G R Laking, MBChB, BMedSci1 and P M Price, MA, MD, FRCR2

1 Cancer Research UK PET Oncology Group, Hammersmith Hospital, Du Cane Road, London W12 0NN and 2 Academic Department of Radiation Oncology, Christie Hospital, Wilmslow Road, Manchester M20 4BX, UK

Surrogate markers of clinical outcome are important in anticancer drug research, since clinical criteria of response develop only slowly and may be confounded by other processes than drug effect. The need for surrogate outcome markers is especially great with newer agents that may act by tumour stabilization as opposed to shrinkage. Neoplastic angiogenesis is associated with a number of detectable changes at molecular and microcirculatory levels.
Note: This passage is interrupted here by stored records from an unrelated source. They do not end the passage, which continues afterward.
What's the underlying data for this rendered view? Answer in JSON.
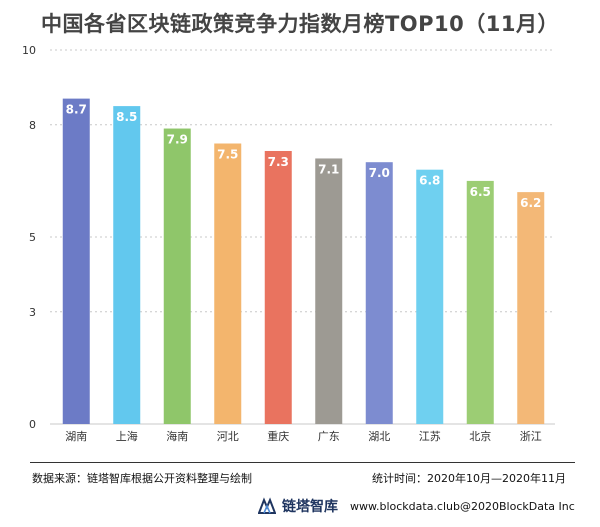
{
  "header": {
    "title": "中国各省区块链政策竞争力指数月榜TOP10（11月）"
  },
  "chart_data": {
    "type": "bar",
    "categories": [
      "湖南",
      "上海",
      "海南",
      "河北",
      "重庆",
      "广东",
      "湖北",
      "江苏",
      "北京",
      "浙江"
    ],
    "values": [
      8.7,
      8.5,
      7.9,
      7.5,
      7.3,
      7.1,
      7.0,
      6.8,
      6.5,
      6.2
    ],
    "value_labels": [
      "8.7",
      "8.5",
      "7.9",
      "7.5",
      "7.3",
      "7.1",
      "7.0",
      "6.8",
      "6.5",
      "6.2"
    ],
    "bar_colors": [
      "#6c7bc6",
      "#62c8ee",
      "#8fc66a",
      "#f3b56d",
      "#e9735f",
      "#9d9a93",
      "#7d8cd0",
      "#6fd0f0",
      "#9ccd74",
      "#f3b877"
    ],
    "yticks": [
      0,
      3,
      5,
      8,
      10
    ],
    "ylim": [
      0,
      10
    ],
    "grid": true,
    "title": "中国各省区块链政策竞争力指数月榜TOP10（11月）",
    "xlabel": "",
    "ylabel": ""
  },
  "footer": {
    "source": "数据来源：链塔智库根据公开资料整理与绘制",
    "period": "统计时间：2020年10月—2020年11月",
    "brand_name": "链塔智库",
    "brand_url": "www.blockdata.club@2020BlockData Inc",
    "logo_icon": "blockdata-logo-icon"
  }
}
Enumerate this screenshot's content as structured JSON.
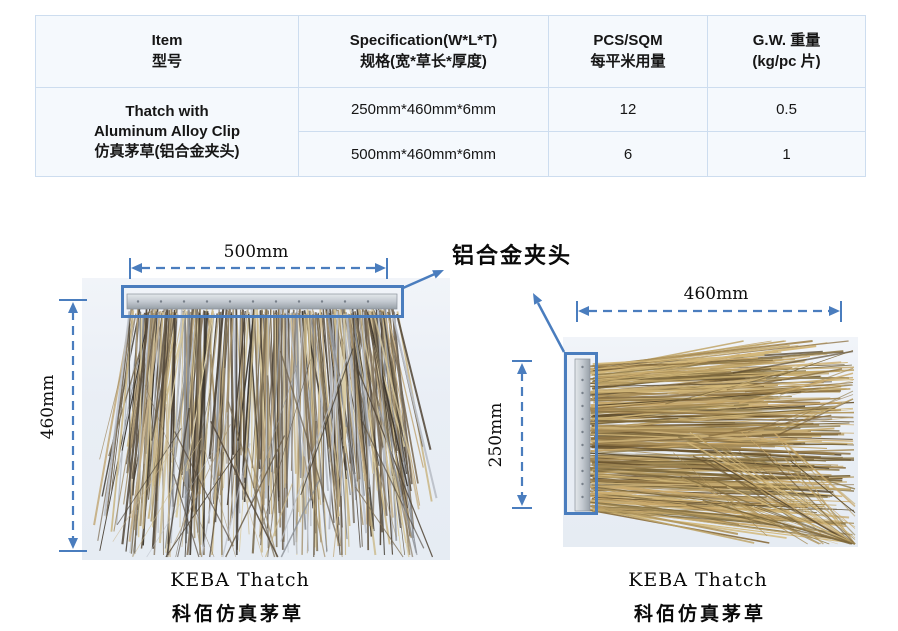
{
  "table": {
    "headers": [
      {
        "line1": "Item",
        "line2": "型号"
      },
      {
        "line1": "Specification(W*L*T)",
        "line2": "规格(宽*草长*厚度)"
      },
      {
        "line1": "PCS/SQM",
        "line2": "每平米用量"
      },
      {
        "line1": "G.W. 重量",
        "line2": "(kg/pc 片)"
      }
    ],
    "item_cell": {
      "line1": "Thatch with",
      "line2": "Aluminum Alloy Clip",
      "line3": "仿真茅草(铝合金夹头)"
    },
    "rows": [
      {
        "spec": "250mm*460mm*6mm",
        "pcs": "12",
        "gw": "0.5"
      },
      {
        "spec": "500mm*460mm*6mm",
        "pcs": "6",
        "gw": "1"
      }
    ]
  },
  "diagram": {
    "callout_label": "铝合金夹头",
    "left_figure": {
      "width_label": "500mm",
      "height_label": "460mm",
      "caption_en": "KEBA Thatch",
      "caption_zh": "科佰仿真茅草"
    },
    "right_figure": {
      "width_label": "460mm",
      "height_label": "250mm",
      "caption_en": "KEBA Thatch",
      "caption_zh": "科佰仿真茅草"
    }
  },
  "colors": {
    "accent_blue": "#4a7dbe",
    "table_border": "#cdddef",
    "table_bg": "#f5f9fd",
    "photo_bg": "#e9eef5",
    "clip_metal_light": "#dde1e5",
    "clip_metal_dark": "#9aa1a9",
    "left_strand_palette": [
      "#554a3c",
      "#4a4136",
      "#6e6250",
      "#857660",
      "#a4906a",
      "#c7b189",
      "#d9cba0",
      "#8d9197",
      "#b9bec6",
      "#3b352c",
      "#7d6f55",
      "#cbb98b"
    ],
    "right_strand_palette": [
      "#b3985f",
      "#c8ad74",
      "#8c7142",
      "#a58a55",
      "#6b5530",
      "#d3b87a",
      "#5a4a2e",
      "#927e4e",
      "#bfa468",
      "#7c683d",
      "#caa96b"
    ]
  }
}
Therefore, direct study of angiogenic molecular biology and tumour circulation before during and after treatment may offer useful surrogate markers for vascular-targeted therapies. The main advantage of radiotracer imaging with positron emission tomography (PET) is its functional specificity. This article will review two main areas: (a) the methodology behind PET imaging of tumour blood supply with 15O-oxygen labelled compounds; and (b) newer tracers in development as markers of angiogenetic biology.